Uno studio pubblicato dal Centro per la biotecnologia e gli studi interdisciplinari presso il Rensselaer Polytechnic Institute ha analizzato le correlazioni tra Covid-19 e diabete di tipo-2 scoprendo che i pazienti che non hanno ben trattato il controllo glicemico negli ultimi due-tre anni hanno un rischio maggiore del 50 percento di finire in terapia intensiva, rispetto chi ha avuto un controllo migliore dello zucchero nel sangue.
Lo studio, che si è concentrato su diversi potenziali impatti sulla gravità del Covid-19 tra i diabetici, ha anche calcolato un rischio inferiore per le persone che utilizzano la metformina, o una combinazione della stessa con l’insulina, per il controllo della malattia.
Covid-19 e diabete di tipo-2, l’importanza dell’anamnesi a lungo termine
“Troviamo che i livelli glicemici longitudinali da due a tre anni indichino meglio il rischio di gravità di Covid-19 rispetto alla misurazioni che guardano a un periodo di tempo più breve“, ha dichiarato Deepak Vashishth, autore corrispondente e professore di Ingegneria Biomedica presso il Centro che si è occupato dello studio. “Speriamo che queste indicazioni aiutino i medici a trattare e gestire meglio i pazienti ad alto rischio”.
Lo studio ha esaminato la storia medica di oltre 16.000 persone con diabete di tipo-2 e Covid-19 tra il 2017 e il 2020 ed è stato pubblicato su “BMJ Open Diabetes Research & Care”. I diabetici di tipo-2 non sono in grado di regolare la quantità di glucosio nel sangue senza l’aiuto di farmaci e di una corretta dieta alimentare. Livelli cronici elevati di zucchero, che vengono tipicamente rilevati come percentuale di emoglobina A1c (HbA1c) presente nel sangue, possono danneggiare a lungo andare varie funzioni corporee, inclusi il sistema circolatorio, nervoso e immunitario.
Uno scarso controllo glicemico crea una reazione che provoca l’accumulo di molecole note come prodotto finale della glicazione avanzata (AGE), che possono danneggiare le ossa nel corso degli anni. All’inizio della pandemia, un team di ricerca specializzato stava studiando se le misurazioni del controllo glicemico a lungo termine, in media sui due e tre anni, potessero fornire una previsione più accurata sul rischio di frattura ossea tra i diabetici.

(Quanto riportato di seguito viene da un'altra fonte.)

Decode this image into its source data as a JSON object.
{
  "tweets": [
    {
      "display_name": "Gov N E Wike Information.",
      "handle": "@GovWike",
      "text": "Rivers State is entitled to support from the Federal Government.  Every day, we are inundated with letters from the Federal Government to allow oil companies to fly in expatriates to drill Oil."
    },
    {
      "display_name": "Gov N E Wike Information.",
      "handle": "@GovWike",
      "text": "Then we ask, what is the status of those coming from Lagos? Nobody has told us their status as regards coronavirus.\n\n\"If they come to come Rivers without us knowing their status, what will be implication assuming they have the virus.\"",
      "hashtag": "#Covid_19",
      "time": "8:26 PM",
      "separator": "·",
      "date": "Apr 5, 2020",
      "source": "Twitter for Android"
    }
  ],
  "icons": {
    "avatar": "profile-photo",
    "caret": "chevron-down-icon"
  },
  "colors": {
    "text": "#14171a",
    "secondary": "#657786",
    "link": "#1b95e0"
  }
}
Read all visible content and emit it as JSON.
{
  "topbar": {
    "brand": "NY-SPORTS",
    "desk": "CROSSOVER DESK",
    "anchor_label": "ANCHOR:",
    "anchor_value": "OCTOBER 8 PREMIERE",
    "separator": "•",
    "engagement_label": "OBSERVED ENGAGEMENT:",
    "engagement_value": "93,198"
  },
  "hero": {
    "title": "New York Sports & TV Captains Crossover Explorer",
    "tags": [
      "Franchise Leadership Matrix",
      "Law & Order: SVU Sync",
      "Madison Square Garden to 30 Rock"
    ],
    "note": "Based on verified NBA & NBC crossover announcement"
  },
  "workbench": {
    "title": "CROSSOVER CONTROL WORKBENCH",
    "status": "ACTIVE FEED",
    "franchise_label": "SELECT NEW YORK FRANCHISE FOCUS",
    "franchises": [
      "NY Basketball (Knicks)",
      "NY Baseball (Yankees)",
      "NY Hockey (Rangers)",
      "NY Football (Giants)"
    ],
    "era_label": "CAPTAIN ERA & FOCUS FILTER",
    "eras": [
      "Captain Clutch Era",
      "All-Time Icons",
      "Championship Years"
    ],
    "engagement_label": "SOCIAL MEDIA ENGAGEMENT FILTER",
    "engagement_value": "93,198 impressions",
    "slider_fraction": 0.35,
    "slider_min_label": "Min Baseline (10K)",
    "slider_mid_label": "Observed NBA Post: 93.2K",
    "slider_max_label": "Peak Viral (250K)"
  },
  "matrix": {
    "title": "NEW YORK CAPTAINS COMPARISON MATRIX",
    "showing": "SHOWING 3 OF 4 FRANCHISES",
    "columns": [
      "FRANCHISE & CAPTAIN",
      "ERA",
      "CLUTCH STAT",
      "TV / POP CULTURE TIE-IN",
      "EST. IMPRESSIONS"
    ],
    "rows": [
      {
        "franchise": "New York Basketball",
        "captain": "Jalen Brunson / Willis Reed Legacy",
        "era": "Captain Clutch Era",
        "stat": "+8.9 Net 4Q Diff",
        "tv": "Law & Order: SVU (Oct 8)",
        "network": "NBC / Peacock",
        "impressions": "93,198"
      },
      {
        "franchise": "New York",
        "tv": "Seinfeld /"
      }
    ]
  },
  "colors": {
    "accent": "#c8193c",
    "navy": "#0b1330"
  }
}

Gli AGE contribuiscono infatti ad aumentare lo stress ossidativo e l’infiammazione: si tratta di fattori di rischio per le comuni malattie respiratorie, incluso il Covid-19. Il team di ricerca ha poi ragionato sul fatto che gli stessi risultati potessero essere utili per prevedere la gravità della malattia nel caso venisse contratto il virus, come ha affermato Bowen Wang, primo autore e studente di dottorato nel laboratorio di Vashishth.
Wang ha quindi diviso le registrazioni dei pazienti diabetici di tipo-2 in due gruppi: quelli con un controllo glicemico adeguato compreso tra il 6 e il 9% e quelli con un controllo glicemico scarso, con una percentuale di emoglobina A1c superiore al 9% nel corso degli ultimi due o tre anni. Il risultato dello studio è stato quello previsto: i pazienti del secondo gruppo avevano il 48% di possibilità in più di un decorso grave della malattia, che poteva portare al ricovero in terapia intensiva.
È emerso inoltre, secondo un’altra misura, che un aumento dell’1% dell’HbA1c è associabile a un incremento del 12% di rischio di terapia intensiva.
Secondo lo studio, però, a incidere sono anche i farmaci utilizzati per il controllo del diabete: coloro che stavano assumendo metformina hanno mostrato un rischio inferiore del 12% di finire in terapia intensiva, una percentuale che saliva a 18 nel caso di utilizzo associato di metformina e insulina e addirittura al 29 percento nel caso di corticosteroidi.
“Le persone sapevano che il diabete era un fattore di rischio per gli effetti legati al Covid-19, ma non tutti i pazienti diabetici sono uguali“, ha spiegato Wang. “Alcune persone hanno una storia più lunga di diabete, altri hanno una malattia in forma più grave e questo deve essere tenuto in considerazione“.
“Ciò che fa questo studio è stratificare meglio il livello di diabete all’interno della popolazione, in modo che i pazienti diabetivi non vengano trattati come un singolo gruppo di persone che non ha alcuna differenza tra loro“, ha sottolineato poi Wang, per illustrare l’importanza di distinguere caso per caso senza associare necessariamente terapie universali per i pazienti diabetici che contraggono il Covid-19.
Il lavoro è stato sostenuto da una sovvenzione del National Institutes of Health e rappresenta un ulteriore passo in avanti nella lotta alla pandemia per i soggetti a rischio.